Nonis et al. explore the circular permutation of the common sugar-binding protein ConA https://doi.org/10.1093/plcell/koab130
by Samuel Nonis and Joshua Mylne* (The University of Western Australia; *,current address, Curtin University)
Background: Jack bean concanavalin A (conA) is a sugar-binding protein with a long and proud history. Discovered over a century ago, conA was one of the first proteins to have its structure solved and one of the earliest examples of a natural protein sequence rearrangement. In the rearrangement, a circular permutation occurs, whereby the 1st half of the protein is swapped with the 2nd half. Apart from conA (and variants in closely-related plants), no other protein is known to be modified in this way.
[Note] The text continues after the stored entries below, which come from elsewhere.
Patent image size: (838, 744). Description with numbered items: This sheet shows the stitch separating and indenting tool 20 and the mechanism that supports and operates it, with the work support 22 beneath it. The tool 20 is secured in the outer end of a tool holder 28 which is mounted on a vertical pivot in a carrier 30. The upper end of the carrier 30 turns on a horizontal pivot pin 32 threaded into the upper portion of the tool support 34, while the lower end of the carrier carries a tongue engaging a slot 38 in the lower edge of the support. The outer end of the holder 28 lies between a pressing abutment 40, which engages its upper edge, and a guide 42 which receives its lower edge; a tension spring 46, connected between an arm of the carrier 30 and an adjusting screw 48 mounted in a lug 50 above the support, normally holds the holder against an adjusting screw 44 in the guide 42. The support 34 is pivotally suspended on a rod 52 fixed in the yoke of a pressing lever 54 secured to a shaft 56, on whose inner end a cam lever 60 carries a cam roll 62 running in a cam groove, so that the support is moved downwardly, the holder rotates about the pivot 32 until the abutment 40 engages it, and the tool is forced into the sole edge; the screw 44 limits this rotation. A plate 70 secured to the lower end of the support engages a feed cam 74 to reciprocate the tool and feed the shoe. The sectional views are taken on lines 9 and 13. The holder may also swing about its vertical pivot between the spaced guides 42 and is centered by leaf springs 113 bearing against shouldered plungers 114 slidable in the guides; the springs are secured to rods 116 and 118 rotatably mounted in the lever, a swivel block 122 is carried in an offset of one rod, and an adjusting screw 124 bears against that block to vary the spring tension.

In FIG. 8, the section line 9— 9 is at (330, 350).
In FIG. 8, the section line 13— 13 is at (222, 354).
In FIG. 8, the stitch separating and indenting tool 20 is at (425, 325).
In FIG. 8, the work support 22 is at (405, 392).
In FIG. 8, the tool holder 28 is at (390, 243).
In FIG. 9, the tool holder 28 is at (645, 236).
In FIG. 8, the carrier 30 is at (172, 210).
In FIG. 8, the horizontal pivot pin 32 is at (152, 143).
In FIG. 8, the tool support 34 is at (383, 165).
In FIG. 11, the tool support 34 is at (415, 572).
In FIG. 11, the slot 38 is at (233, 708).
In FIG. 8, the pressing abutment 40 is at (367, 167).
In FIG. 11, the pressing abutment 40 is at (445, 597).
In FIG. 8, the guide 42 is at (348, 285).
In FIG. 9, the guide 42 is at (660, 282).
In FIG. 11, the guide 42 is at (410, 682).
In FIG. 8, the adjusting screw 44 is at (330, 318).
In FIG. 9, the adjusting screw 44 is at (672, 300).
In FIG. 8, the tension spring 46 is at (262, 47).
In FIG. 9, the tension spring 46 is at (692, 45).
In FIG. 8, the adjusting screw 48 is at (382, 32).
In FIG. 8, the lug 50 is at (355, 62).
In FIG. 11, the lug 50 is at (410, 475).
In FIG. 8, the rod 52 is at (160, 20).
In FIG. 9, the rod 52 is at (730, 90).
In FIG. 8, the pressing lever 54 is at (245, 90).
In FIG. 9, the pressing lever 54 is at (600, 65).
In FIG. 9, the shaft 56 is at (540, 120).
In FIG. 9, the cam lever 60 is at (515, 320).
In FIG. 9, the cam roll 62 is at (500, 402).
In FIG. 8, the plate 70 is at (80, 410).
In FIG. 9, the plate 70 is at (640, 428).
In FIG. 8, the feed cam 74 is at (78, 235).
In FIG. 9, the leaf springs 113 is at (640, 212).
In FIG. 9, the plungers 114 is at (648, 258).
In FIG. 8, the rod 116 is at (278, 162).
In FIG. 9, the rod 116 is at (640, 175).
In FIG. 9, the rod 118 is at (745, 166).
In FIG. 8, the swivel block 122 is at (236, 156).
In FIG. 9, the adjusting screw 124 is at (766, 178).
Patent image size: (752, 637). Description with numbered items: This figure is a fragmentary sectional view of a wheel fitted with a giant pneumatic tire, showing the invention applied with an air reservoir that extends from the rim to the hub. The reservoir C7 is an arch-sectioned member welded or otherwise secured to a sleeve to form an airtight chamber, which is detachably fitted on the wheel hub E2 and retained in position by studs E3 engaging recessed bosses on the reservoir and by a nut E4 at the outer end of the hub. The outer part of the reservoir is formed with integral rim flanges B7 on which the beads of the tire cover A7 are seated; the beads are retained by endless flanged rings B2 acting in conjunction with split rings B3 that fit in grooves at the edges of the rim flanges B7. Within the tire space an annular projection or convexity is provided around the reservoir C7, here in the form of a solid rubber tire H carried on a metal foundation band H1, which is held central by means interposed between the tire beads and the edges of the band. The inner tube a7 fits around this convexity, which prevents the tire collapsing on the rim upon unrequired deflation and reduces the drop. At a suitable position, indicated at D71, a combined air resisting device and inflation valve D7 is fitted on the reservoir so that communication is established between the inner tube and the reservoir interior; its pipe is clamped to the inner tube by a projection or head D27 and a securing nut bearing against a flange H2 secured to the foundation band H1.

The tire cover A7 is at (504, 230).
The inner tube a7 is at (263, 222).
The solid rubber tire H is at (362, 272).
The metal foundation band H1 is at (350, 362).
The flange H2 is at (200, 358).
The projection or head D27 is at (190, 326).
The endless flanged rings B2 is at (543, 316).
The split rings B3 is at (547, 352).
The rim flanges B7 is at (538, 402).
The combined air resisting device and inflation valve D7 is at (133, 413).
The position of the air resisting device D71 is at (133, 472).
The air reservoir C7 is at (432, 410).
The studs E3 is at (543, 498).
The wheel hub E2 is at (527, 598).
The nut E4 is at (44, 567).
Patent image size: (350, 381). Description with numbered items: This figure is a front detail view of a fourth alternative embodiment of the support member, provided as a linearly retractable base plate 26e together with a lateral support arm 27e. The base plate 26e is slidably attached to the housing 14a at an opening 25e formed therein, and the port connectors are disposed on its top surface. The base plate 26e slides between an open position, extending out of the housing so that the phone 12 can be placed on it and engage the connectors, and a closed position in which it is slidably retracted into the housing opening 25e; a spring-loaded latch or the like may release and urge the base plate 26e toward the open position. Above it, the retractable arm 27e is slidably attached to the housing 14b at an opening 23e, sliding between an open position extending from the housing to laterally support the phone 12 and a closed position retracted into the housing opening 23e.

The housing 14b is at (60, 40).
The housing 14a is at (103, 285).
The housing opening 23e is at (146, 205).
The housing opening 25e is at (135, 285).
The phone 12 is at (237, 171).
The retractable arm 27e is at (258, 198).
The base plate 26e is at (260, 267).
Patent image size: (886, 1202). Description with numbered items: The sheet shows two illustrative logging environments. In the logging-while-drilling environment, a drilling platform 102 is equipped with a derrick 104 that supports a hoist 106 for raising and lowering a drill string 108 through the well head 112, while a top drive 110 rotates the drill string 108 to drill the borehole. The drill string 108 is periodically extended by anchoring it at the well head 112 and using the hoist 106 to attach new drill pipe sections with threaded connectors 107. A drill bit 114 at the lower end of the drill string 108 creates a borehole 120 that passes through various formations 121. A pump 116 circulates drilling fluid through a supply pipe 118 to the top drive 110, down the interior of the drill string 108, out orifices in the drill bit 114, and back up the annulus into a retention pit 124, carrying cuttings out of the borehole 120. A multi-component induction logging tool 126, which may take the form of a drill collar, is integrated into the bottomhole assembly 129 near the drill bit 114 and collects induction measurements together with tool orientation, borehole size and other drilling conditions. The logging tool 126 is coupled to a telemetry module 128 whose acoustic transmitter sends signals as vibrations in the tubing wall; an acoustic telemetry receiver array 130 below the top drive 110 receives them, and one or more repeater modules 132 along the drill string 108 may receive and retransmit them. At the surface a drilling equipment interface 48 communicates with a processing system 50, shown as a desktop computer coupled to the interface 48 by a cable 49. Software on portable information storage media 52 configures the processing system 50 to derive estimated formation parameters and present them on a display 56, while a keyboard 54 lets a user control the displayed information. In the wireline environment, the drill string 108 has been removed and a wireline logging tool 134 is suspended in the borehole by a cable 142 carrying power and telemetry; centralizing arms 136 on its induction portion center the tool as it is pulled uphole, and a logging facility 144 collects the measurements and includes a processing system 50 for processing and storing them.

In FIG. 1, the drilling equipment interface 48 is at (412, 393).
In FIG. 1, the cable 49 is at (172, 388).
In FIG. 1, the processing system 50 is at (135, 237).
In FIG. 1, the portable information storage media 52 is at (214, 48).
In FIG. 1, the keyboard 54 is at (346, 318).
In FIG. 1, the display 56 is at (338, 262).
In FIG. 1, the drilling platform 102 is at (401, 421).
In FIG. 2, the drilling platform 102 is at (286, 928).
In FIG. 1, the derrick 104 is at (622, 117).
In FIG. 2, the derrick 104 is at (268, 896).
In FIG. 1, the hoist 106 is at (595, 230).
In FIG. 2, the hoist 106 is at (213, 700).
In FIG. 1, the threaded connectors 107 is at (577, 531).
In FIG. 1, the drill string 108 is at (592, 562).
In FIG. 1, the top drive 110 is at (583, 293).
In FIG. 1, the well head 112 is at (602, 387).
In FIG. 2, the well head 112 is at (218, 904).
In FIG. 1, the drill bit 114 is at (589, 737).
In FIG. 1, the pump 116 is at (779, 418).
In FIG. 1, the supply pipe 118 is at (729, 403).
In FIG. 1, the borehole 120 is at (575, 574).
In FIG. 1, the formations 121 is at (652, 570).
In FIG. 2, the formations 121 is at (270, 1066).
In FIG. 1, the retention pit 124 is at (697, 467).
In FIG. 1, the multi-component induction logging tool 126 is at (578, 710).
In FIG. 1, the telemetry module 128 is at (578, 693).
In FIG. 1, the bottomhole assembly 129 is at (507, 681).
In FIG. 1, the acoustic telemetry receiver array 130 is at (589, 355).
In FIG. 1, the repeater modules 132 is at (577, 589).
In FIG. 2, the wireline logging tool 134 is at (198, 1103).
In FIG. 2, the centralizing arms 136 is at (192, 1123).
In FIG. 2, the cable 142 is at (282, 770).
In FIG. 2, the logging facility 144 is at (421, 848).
Because conA can bind specifically to certain sugar molecules, it gets used frequently to study sugar-containing molecules. Jack bean conA coupled to chromatography resins is a common catalog item carried by scientific suppliers.
Question: Since the discovery of circular permutation 36 years ago, it has been assumed that the structure of conA would be unaffected by this modification. We sought to uncover a consequence of circular permutation and to understand whether a single enzyme alone, an asparaginyl endopeptidase, could perform the entire complex rearrangement.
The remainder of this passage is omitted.